添加新的 storage hosts 删除老的 storage hosts。
IP 换 IP,参考:
#添加
$ ./nebula-console3.0 -address 196.168.16.17 -port 9669 -u root -p nebula
Welcome to Nebula Graph!
(root@nebula) [(none)]> add hosts 196.168.16.17:9779
Execution succeeded (time spent 13720/14409 us)
(root@nebula) [(none)]> add hosts 196.168.16.18:9779
Execution succeeded (time spent 13720/14409 us)
(root@nebula) [(none)]> add hosts 196.168.16.19:9779
Execution succeeded (time spent 13720/14409 us)
#删除
(root@nebula) [(none)]> drop hosts 192.168.16.1:9779
Execution succeeded (time spent 13720/14409 us)
root@nebula) [(none)]> drop hosts 192.168.16.2:9779
Execution succeeded (time spent 13720/14409 us)
root@nebula) [(none)]> drop hosts 192.168.16.3:9779
Execution succeeded (time spent 13720/14409 us)
IP 换域名,请确保执行下面命令所在的机器的 hosts 文件配有域名和 IP 映射。

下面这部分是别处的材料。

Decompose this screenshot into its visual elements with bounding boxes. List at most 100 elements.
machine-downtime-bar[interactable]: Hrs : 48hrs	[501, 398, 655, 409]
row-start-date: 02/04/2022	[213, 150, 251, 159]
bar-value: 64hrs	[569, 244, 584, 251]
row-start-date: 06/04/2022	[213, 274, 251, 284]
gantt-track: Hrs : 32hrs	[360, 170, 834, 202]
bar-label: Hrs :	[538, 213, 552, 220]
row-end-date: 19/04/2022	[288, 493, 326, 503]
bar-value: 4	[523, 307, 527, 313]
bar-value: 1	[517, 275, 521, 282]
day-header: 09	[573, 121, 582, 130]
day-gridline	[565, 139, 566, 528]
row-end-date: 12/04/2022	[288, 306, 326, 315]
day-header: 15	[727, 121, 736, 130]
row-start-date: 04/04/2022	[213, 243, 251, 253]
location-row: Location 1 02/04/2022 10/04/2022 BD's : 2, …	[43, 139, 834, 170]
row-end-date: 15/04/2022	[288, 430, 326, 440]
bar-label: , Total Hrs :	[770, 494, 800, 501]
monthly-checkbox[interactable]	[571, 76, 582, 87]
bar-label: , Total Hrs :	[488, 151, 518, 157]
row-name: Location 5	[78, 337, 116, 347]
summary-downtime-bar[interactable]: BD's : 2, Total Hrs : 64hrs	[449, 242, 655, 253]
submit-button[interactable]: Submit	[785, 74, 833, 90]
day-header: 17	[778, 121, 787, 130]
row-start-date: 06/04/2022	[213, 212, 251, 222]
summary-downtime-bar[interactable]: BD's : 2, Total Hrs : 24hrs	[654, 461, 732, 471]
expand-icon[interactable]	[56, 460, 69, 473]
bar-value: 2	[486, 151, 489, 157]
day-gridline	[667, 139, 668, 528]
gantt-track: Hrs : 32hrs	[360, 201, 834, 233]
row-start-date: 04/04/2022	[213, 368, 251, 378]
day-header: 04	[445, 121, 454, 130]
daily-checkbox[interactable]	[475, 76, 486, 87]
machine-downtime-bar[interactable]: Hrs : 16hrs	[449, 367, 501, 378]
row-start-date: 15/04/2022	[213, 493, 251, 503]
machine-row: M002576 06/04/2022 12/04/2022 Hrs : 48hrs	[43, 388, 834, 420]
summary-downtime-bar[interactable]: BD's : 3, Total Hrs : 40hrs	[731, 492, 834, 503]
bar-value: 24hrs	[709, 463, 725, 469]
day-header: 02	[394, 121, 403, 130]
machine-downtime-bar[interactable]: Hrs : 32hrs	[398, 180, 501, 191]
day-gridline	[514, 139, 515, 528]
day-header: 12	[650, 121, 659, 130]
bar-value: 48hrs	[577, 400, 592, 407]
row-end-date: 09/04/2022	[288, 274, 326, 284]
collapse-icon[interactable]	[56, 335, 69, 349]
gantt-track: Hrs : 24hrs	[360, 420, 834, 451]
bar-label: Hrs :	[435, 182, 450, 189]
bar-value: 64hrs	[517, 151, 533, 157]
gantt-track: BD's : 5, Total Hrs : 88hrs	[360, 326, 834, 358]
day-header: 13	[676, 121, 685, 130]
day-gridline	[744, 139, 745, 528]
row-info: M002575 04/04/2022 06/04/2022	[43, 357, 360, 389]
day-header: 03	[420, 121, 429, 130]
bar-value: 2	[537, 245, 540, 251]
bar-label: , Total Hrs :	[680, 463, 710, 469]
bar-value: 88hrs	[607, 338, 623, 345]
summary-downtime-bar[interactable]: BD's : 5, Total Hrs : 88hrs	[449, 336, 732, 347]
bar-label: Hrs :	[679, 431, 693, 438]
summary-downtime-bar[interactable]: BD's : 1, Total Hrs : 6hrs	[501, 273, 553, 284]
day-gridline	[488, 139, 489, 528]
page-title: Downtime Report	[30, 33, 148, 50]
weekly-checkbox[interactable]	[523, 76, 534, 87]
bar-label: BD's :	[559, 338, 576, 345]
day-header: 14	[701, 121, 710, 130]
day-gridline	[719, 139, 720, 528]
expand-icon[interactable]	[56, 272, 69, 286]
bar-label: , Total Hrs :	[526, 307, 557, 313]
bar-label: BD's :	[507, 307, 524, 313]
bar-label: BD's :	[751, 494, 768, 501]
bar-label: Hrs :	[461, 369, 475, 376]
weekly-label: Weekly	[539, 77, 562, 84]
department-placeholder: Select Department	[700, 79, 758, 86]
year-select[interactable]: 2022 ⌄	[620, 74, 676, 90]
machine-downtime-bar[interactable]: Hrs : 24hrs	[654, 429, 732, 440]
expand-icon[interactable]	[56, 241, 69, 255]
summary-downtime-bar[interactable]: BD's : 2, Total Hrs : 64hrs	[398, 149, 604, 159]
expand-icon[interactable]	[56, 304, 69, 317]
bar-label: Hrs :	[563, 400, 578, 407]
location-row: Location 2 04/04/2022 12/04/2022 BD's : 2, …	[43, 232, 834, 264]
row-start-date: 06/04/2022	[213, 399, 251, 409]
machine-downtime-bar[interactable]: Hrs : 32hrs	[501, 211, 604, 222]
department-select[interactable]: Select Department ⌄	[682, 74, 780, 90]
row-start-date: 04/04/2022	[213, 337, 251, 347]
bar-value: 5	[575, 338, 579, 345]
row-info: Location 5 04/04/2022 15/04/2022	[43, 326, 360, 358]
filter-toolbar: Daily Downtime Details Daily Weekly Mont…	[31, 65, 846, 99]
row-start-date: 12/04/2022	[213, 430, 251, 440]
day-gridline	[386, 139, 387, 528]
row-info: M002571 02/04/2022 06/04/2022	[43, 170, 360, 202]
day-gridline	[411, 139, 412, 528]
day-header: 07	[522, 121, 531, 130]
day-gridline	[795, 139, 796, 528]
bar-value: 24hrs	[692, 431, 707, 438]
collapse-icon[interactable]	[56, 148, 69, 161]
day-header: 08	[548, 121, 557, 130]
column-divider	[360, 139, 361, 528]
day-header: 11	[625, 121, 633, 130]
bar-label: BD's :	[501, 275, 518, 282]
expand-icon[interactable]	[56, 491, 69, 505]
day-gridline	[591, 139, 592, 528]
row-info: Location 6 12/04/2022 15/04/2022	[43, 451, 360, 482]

参考:
#添加
$ ./nebula-console3.0 -address "new-node1" -port 9669 -u root -p nebula
Welcome to Nebula Graph!
(root@nebula) [(none)]> add hosts "new-node1":9779
Execution succeeded (time spent 13720/14409 us)
(root@nebula) [(none)]> add hosts "new-node2":9779
Execution succeeded (time spent 13720/14409 us)
(root@nebula) [(none)]> add hosts "new-node3":9779
Execution succeeded (time spent 13720/14409 us)
#删除
(root@nebula) [(none)]> drop hosts 192.168.16.1:9779
Execution succeeded (time spent 13720/14409 us)
root@nebula) [(none)]> drop hosts 192.168.16.2:9779
Execution succeeded (time spent 13720/14409 us)
root@nebula) [(none)]> drop hosts 192.168.16.3:9779
Execution succeeded (time spent 13720/14409 us)
结果验证
最后,检查服务是否正常:
(root@nebula) [(none)]> show hosts storage
+----------------+------+-----------+-----------+--------------+-------------+
| Host | Port | Status | Role | Git Info Sha | Version |
+----------------+------+-----------+-----------+--------------+-------------+
| "new-node1" | 9779 | "ONLINE" | "STORAGE" | "b062493" | 3.6.0. |
| "new-node2" | 9779 | "ONLINE" | "STORAGE" | "b062493" | 3.6.0. |
| "new-node3" | 9779 | "ONLINE" | "STORAGE" | "b062493" | 3.6.0. |
+----------------+------+-----------+-----------+--------------+-------------+
Got 3 rows (time spent 817/1421 us)
此方案还可用来做 snapshot 迁移数据,可以在源端创建 snapshot 后拷贝到目标端,后续按照以上替换 IP 步骤来操作。